ON DÉCOUVRE D'AUTRES FAÇONS DE VIVRE, ET ON COMPREND MIEUX LA SIENNE. Regarde bien le leurre : « et on OUBLIE un peu la sienne » — même début, fin opposée. Le programme refuse la lecture comme évasion : elle est un détour qui ramène, et c'est cela qu'il appelle l'empathie.
Le défi
« Un enfant se réveille dans une maison où les objets parlent, et cela ne l'étonne pas. »
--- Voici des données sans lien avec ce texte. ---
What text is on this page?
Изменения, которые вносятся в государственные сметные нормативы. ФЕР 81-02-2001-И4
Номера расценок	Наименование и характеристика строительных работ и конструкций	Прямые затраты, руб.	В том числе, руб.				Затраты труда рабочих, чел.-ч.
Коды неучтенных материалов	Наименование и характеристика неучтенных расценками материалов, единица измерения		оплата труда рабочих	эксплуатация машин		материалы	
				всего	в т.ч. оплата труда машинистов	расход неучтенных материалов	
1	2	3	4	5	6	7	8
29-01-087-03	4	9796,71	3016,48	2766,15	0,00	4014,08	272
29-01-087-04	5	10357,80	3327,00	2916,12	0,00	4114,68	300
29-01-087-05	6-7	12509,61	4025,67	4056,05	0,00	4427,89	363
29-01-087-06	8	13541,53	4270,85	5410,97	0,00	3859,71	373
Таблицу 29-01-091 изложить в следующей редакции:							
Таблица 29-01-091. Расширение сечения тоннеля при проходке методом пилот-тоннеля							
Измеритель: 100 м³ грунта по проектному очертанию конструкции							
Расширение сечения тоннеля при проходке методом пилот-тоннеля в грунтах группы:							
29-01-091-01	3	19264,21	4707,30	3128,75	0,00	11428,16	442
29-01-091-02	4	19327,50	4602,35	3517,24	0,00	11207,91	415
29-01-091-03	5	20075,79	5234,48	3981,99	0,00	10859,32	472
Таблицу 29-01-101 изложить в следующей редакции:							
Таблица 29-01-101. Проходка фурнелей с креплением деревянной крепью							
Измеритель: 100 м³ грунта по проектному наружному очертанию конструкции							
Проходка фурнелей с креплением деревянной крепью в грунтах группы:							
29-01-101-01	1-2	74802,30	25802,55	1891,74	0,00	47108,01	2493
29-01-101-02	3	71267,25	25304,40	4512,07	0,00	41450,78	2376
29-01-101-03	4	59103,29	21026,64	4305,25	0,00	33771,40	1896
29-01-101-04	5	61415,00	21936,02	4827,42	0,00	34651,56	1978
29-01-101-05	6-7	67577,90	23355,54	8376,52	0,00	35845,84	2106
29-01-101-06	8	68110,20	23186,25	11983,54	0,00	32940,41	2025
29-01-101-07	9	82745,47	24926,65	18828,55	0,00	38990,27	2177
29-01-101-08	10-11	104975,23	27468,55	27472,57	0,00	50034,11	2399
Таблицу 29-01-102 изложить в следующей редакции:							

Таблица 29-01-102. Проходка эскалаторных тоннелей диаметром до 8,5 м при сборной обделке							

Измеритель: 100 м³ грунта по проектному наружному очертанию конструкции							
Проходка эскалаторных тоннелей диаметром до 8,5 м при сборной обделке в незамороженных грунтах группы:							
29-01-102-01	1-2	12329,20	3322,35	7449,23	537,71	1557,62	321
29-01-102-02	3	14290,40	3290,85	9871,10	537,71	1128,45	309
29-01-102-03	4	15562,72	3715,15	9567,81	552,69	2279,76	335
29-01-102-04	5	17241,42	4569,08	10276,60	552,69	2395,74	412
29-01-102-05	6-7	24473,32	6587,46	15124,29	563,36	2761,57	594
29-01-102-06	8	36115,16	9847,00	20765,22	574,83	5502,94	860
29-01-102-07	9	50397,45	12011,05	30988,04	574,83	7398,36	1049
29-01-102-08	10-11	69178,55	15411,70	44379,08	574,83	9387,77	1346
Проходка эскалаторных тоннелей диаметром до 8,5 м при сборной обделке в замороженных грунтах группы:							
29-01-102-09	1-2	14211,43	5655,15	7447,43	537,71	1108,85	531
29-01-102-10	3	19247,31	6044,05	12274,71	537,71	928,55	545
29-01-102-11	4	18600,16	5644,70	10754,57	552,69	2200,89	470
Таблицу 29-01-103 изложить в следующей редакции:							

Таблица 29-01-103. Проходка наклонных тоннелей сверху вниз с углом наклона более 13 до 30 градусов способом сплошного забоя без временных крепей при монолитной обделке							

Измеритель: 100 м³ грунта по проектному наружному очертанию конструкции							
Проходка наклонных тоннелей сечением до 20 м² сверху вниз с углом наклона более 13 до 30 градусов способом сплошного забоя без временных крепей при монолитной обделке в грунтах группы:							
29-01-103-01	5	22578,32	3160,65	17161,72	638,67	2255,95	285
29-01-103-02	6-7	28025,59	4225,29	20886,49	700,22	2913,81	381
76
De quelle entrée relève ce récit ?
DU MERVEILLEUX — et la preuve est dans les quatre derniers mots : « cela ne l'étonne pas ». Si l'enfant s'était inquiété et si rien n'avait été expliqué, ce serait de l'étrange. La magie est la même : c'est l'ACCUEIL qu'on lui fait qui départage.
Pièges à éviter : Héros, merveilleux et autres vies en CM2 (2026-2027)
- Croire qu'un héros est celui qui a le plus de force : c'est l'épreuve et le choix.
- Croire qu'un héros doit gagner : il peut perdre, et rester un héros.
- Refuser les faiblesses à un héros : le programme demande de les percevoir.
- Inverser merveilleux et étrange : dans le merveilleux, la magie NE surprend personne.
- Expliquer la peur sans danger par « ça finit bien » : c'est la distance qui protège.
- Dire que lire fait oublier sa vie : le programme écarte cette réponse deux fois.
- Confondre empathie et pitié : l'une ressent avec, l'autre regarde d'au-dessus.
À retenir : Héros, merveilleux et autres vies en CM2 (2026-2027)
- Trois entrées, une seule chose : vivre autre chose sans quitter sa chaise.
- Un héros affronte une épreuve plus grande que lui, et son choix nous apprend.
- Merveilleux : la magie va de soi. Étrange : elle inquiète et reste inexpliquée.
- On éprouve la peur en sécurité — c'est la distance qui protège.
- Lire d'autres vies n'est pas oublier la sienne : c'est la comprendre mieux.
Exercices corrigés : Héros, merveilleux et autres vies en CM2 (2026-2027)
1. « Dans quels genres rencontre-t-on le plus souvent des héros ? »
Voir la correction
L'épopée, le conte, le roman, la fable, le théâtre.
2. « Qu'est-ce qui pousse un héros à agir ? »
Voir la correction
Un but, une promesse ou une valeur qu'il défend.
3. « Une fée, un ogre, une baguette magique appartiennent… »
Voir la correction
Au merveilleux.
4. « Dans un conte merveilleux, les faits magiques… »
Voir la correction
Sont admis : personne ne s'en étonne.
5. « L'empathie, c'est… »
Voir la correction
La capacité à ressentir ce que ressent un autre.
6. « Dans un roman, un journal intime sert à… »
Voir la correction
Faire entendre les pensées du personnage.